Das Jahrhundertwerk (Teil 4)

Da Qoatl von Hineinlegen nichts gesagt hat, legt Pakala jeden Tag einige Steine mehr in die Zinkwanne an der Quelle. Schließlich muss Qita ihr erklären, dass man auch das nicht darf, weil dann alle nicht mehr genug zum Trinken haben. Mit dem tiefen Seufzer des Verzichtes auf alles Interessante dieser Welt verspricht Pakala ihrer Mutter, überhaupt keine Steine in die Quelle zu legen. "Na, uns bleibt ja noch der See!" verkündet sie resigniert.

Als die Regenzeit hereinbricht, wird es kalt hier oben in den Bergen und das vom Himmel herabstürzende Wasser bestimmt das karge Leben. Qita und Inti haben schon einiges ernten können.
Sobald die Regenzeit zu Ende geht, säen und pflanzen sie erneut. So beginnen die Jahre hier oben.

Zur gleichen Zeit beginnen die Jahre des Bauens unten in der Ebene. Die Kernkräfte produzieren die Energie, mit der große Stahlkolosse an langen, dicken Kabeln die Berge abnagen. Kanäle sind bis an die jeweiligen Grabungsstellen heran geführt worden. Jetzt werden die Gebirge zertrümmert und auf langen Bändern bis zum Wasser befördert. Dort übernehmen Schiffe den Abraum, fahren auf See hinaus. Dort öffnen sie die Bodenschotten und lassen ihre Ladung einerseits in den Tiefen des Atlantischen und andererseits des Pazifischen Ozeans hinabsinken - Tag für Tag, monatelang, jahrelang.

Man untergräbt immer den Fuß der Berge, bis riesige Brocken herabstürzen. Diese werden weiter zerschlagen und dann wie beschrieben aufs Meer verfrachtet. Die Ozeane sind ja tief genug!

Der eintausendvierhundert- und dreißigste Tag beginnt mit dem tiefsten Morgenrot seit Menschengedenken.
Qoatl ist jetzt fast 7 1/2 Jahre alt, seine Schwester erwartet demnächst ihren 6. Geburtstag. Die kleine Familie hat sich durch all die Regenzeiten hindurch auf ihrem Anwesen halten können. Manches Mal musste die Company mit Lebensmitteln und Medikamenten einspringen. Die Lebensmittel kamen zwar immer noch rechtzeitig, die Medikamente immer dann, wenn die Krankheit schon vorbei war. Inti und Qita wissen noch viel aus der Medizin ihres Volkes, so dass sie bisher überlebt haben.

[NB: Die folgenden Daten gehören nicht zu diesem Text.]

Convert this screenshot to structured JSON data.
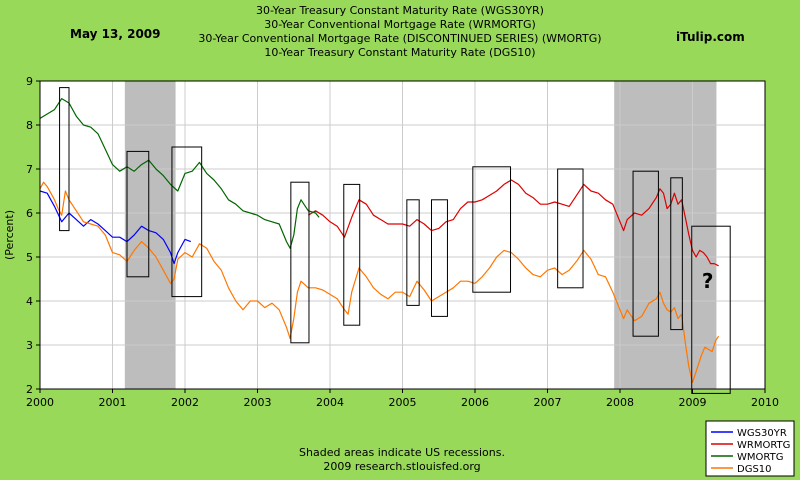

Qita hat vor ein paar Jahren noch ein kleines Mädchen bekommen sollen. Jetzt erinnern nur noch ein paar aufgeschichtete Steine und ein kleines Holzkreuz an dieses traurige Kapitel. Die Laster der Company waren wieder einmal nicht rechtzeitig da, als sie dringend benötigt wurden.

Das Morgenrot geht in einen bleiernen Himmel über, dann öffnen sich dessen Schleusen und wahre Flüsse ergießen sich zur Erde.
Als erste flüchten sich die Hühner in den nahen Wald, dann reißen die Schweine ihr Gatter ein und rennen den Hühnern nach.